The AUKUS partnership — an acronym for Australia, the United Kingdom and the United States — is being discussed by U.S. Defense Secretary Lloyd Austin and U.S. Secretary of State Antony Blinken in meetings with Albanese and other Australian officials in Brisbane on Friday and Saturday.
Under the deal, Australia will buy three Virginia-class submarines from the United States and build five of a new AUKUS-class submarine in cooperation with Britain.
Australian media have focused on a letter signed by more than 20 Republican lawmakers to President Joe Biden that warned the deal would “unacceptably weaken the U.S. fleet” without a plan to boost U.S. submarine production.
Albanese said he remained “very confident” that the United States would deliver the three submarines.
The prime minister said he'd been reassured by discussions he had with Republicans and Democrats earlier in July at a NATO summit in Lithuania.
“What struck me was their unanimous support for AUKUS, their unanimous support for the relationship between the Australia and United States,” Albanese told reporters in Brisbane.

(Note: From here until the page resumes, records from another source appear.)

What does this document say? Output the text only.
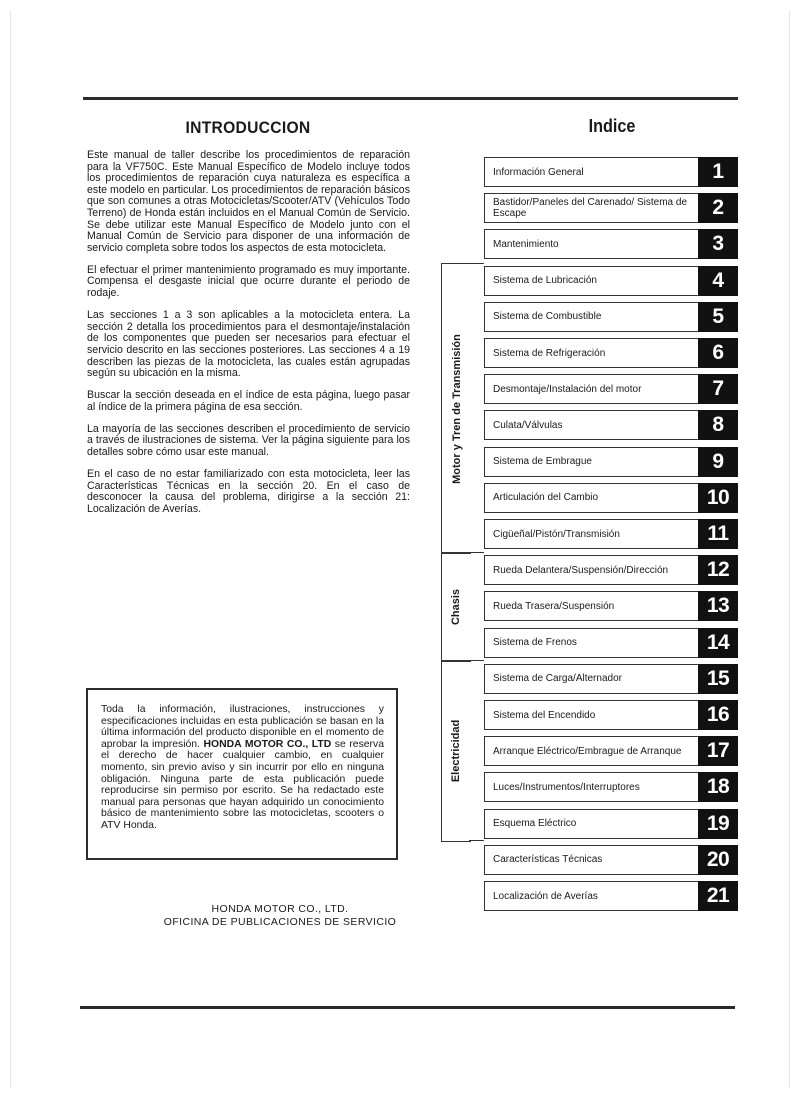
INTRODUCCION

Este manual de taller describe los procedimientos de reparación para la VF750C. Este Manual Específico de Modelo incluye todos los procedimientos de reparación cuya naturaleza es específica a este modelo en particular. Los procedimientos de reparación básicos que son comunes a otras Motocicletas/Scooter/ATV (Vehículos Todo Terreno) de Honda están incluidos en el Manual Común de Servicio. Se debe utilizar este Manual Específico de Modelo junto con el Manual Común de Servicio para disponer de una información de servicio completa sobre todos los aspectos de esta motocicleta.

El efectuar el primer mantenimiento programado es muy importante. Compensa el desgaste inicial que ocurre durante el periodo de rodaje.

Las secciones 1 a 3 son aplicables a la motocicleta entera. La sección 2 detalla los procedimientos para el desmontaje/instalación de los componentes que pueden ser necesarios para efectuar el servicio descrito en las secciones posteriores. Las secciones 4 a 19 describen las piezas de la motocicleta, las cuales están agrupadas según su ubicación en la misma.

Buscar la sección deseada en el índice de esta página, luego pasar al índice de la primera página de esa sección.

La mayoría de las secciones describen el procedimiento de servicio a través de ilustraciones de sistema. Ver la página siguiente para los detalles sobre cómo usar este manual.

En el caso de no estar familiarizado con esta motocicleta, leer las Características Técnicas en la sección 20. En el caso de desconocer la causa del problema, dirigirse a la sección 21: Localización de Averías.

Toda la información, ilustraciones, instrucciones y especificaciones incluidas en esta publicación se basan en la última información del producto disponible en el momento de aprobar la impresión. HONDA MOTOR CO., LTD se reserva el derecho de hacer cualquier cambio, en cualquier momento, sin previo aviso y sin incurrir por ello en ninguna obligación. Ninguna parte de esta publicación puede reproducirse sin permiso por escrito. Se ha redactado este manual para personas que hayan adquirido un conocimiento básico de mantenimiento sobre las motocicletas, scooters o ATV Honda.
HONDA MOTOR CO., LTD.
OFICINA DE PUBLICACIONES DE SERVICIO
Indice
Motor y Tren de Transmisión
Chasis
Electricidad
Información General	1
Bastidor/Paneles del Carenado/ Sistema de Escape	2
Mantenimiento	3
Sistema de Lubricación	4
Sistema de Combustible	5
Sistema de Refrigeración	6
Desmontaje/Instalación del motor	7
Culata/Válvulas	8
Sistema de Embrague	9
Articulación del Cambio	10
Cigüeñal/Pistón/Transmisión	11
Rueda Delantera/Suspensión/Dirección	12
Rueda Trasera/Suspensión	13
Sistema de Frenos	14
Sistema de Carga/Alternador	15
Sistema del Encendido	16
Arranque Eléctrico/Embrague de Arranque	17
Luces/Instrumentos/Interruptores	18
Esquema Eléctrico	19
Características Técnicas	20
Localización de Averías	21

Austin and Blinken arrived in Brisbane late Thursday ahead of annual bilateral meetings with their Australian counterparts: Defense Minister Richard Marles and Foreign Minister Penny Wong.
Marles said the AUKUS program was on track.
“Congress can be a complicated place as legislation makes its way through it, but actually we’re encouraged by how quickly it is going through it and we are expecting that there will be lots of discussions on the way through,” Marles said.
“Fundamentally, we have reached an agreement with the Biden administration about how Australia acquires the nuclear-powered submarine capability and we’re proceeding along that path with pace,” he added.
Australia understood there was “pressure on the American industrial base” and would contribute to submarine production, Marles said. The AUKUS deal is forecast to cost Australia up to 368 billion Australian dollars ($246 billion) over 30 years.
Albanese later publicly welcomed Austin and Blinken at a media event before the three began a meeting with Marles, Wong, U.S. Ambassador to Australia Caroline Kennedy and Australian Ambassador to the United States Kevin Rudd, a former prime minister.
“The relationship between Australia and the United States has never been stronger,” Albanese told the two visitors. The U.S. and Australia were working together to promote security, stability and prosperity in the region, Albanese said.
Albanese is planning state visits to both the United States and China before the end of the year.
The sharing of U.S. nuclear secrets with Australia takes that bilateral relationship to a new level, while Australia's icy relationship with Beijing was thawing since a change of Australian government at elections last year.